CHARLESTON, S.C. (WCBD)- Take a peek inside the Medical University of South Carolina’s COVID-19 testing lab where lab leader, Julie Hirschhorn Ph.D., and her team are working around the clock to deliver results.
“It’s all about trying to get the results out as quickly as possible,” Hirschhorn said. “We’re here 24/7.”
She and her team offer a behind-the-scenes look at the testing process:
The first stop for a swab that is ready to be tested for COVID-19 when it arrives at MUSC is to go through a pre-analytical process.
“What we’re doing here is called manifesting,” Supervisor Heather Hill said, as she checked labels on bags containing swabs. “We’re bringing in the samples. All the samples that come in from other locations, they put information on the manifest list that we then check to make sure that what comes in is actually what’s in the bag.”
Then, urgent cases go to the rapid testing area where results can come back in less than an hour. The rest are tested through a slower machine that can is capable of processing between 1,600 and 1,800 results in a day.
Hirschhorn said that right now the lab can get results to the people waiting for them in less than ten hours.
“If specimen travel is needed by a courier to get the samples from the collection site to the main laboratory, it can add upward of eight hours to the resulting time, due to the time spent in transit,” she explained. “When the laboratory has a lot of specimens to handle, that can also increase the turnaround to 24 to 48 hours because it takes more people and time to process all of those specimens.”
Once the samples have been checked by Hill and her team, they are transferred to tubes and put through one of three different machines that the lab has access to for testing: Panther System, the Abbott m2000, and the Abbott Alinity. Hirschhorn said they have been using all of those machines amid the recent surge, but can pivot to another if one type of machine has a problem.
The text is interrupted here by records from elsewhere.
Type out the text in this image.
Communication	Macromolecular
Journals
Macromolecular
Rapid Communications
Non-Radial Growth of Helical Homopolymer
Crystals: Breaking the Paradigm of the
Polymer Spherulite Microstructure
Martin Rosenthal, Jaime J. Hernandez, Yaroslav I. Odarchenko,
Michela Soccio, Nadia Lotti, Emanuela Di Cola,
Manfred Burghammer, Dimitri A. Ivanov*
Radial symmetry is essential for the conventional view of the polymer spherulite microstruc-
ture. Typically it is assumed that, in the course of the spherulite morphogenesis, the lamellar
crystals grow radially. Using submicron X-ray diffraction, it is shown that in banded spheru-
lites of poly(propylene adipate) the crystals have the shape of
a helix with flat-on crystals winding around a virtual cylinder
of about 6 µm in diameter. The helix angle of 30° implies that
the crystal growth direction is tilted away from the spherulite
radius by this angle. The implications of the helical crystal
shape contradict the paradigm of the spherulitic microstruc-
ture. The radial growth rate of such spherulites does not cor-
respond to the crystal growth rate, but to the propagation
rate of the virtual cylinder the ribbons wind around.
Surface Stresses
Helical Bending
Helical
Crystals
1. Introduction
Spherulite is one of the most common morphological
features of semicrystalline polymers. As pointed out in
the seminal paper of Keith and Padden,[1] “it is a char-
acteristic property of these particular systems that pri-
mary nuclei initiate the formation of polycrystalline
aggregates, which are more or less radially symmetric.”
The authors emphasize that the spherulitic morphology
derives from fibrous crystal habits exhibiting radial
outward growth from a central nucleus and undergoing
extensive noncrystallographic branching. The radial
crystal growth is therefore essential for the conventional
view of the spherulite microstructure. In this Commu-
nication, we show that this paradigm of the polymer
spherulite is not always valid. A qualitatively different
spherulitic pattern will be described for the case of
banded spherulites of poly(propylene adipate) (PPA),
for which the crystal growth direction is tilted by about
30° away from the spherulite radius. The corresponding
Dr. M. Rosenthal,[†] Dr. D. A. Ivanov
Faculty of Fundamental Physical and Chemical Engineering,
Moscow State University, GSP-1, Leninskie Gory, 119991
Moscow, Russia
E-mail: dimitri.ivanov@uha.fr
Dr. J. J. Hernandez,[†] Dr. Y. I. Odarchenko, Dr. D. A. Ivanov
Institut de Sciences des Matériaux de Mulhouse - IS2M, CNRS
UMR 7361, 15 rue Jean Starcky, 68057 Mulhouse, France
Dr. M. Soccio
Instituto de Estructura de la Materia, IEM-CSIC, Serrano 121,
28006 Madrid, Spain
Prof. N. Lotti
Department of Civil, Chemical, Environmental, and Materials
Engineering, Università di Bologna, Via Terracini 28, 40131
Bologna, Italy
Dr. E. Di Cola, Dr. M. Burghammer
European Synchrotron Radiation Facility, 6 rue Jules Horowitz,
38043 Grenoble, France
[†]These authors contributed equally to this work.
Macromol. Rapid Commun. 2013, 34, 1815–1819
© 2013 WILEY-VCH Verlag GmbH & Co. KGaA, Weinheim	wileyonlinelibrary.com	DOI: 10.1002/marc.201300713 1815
“We can shift pretty quickly,” she said. “Once a specimen is received in the lab and prepared for testing, we try to run it as soon as possible.”
Once a sample is in one of Hirschhorn’s team’s machines, it goes through several steps.
“In the first step, it’s going to break up the SARS-CoV-2 virions where the virus is located. Then it’s going to isolate that virus. Once the virus is isolated, it’s going to go through a process called nucleic acid amplification. And basically, what that means is that it’s going to look for COVID-19 in particular. If COVID is there, it’s going to amplify it. And if it amplifies it, it’s going to detect it as positive. If COVID is not there, it has nothing to amplify, so it’s negative or not detected,” Hirschhorn said.
The machines are interfaced with MUSC’s electronic health records, so once the result is in, it automatically pops up in the patient’s health record.
With concerns mounting about the speed of results, Hirschhorn offers up one simple step that could help patients get their results faster:
“The most important thing that really plays into turnaround time issues is registration,” she said. “When people register for a COVID test, when you put your name on a label, the most important thing you can do is to use your full legal name.”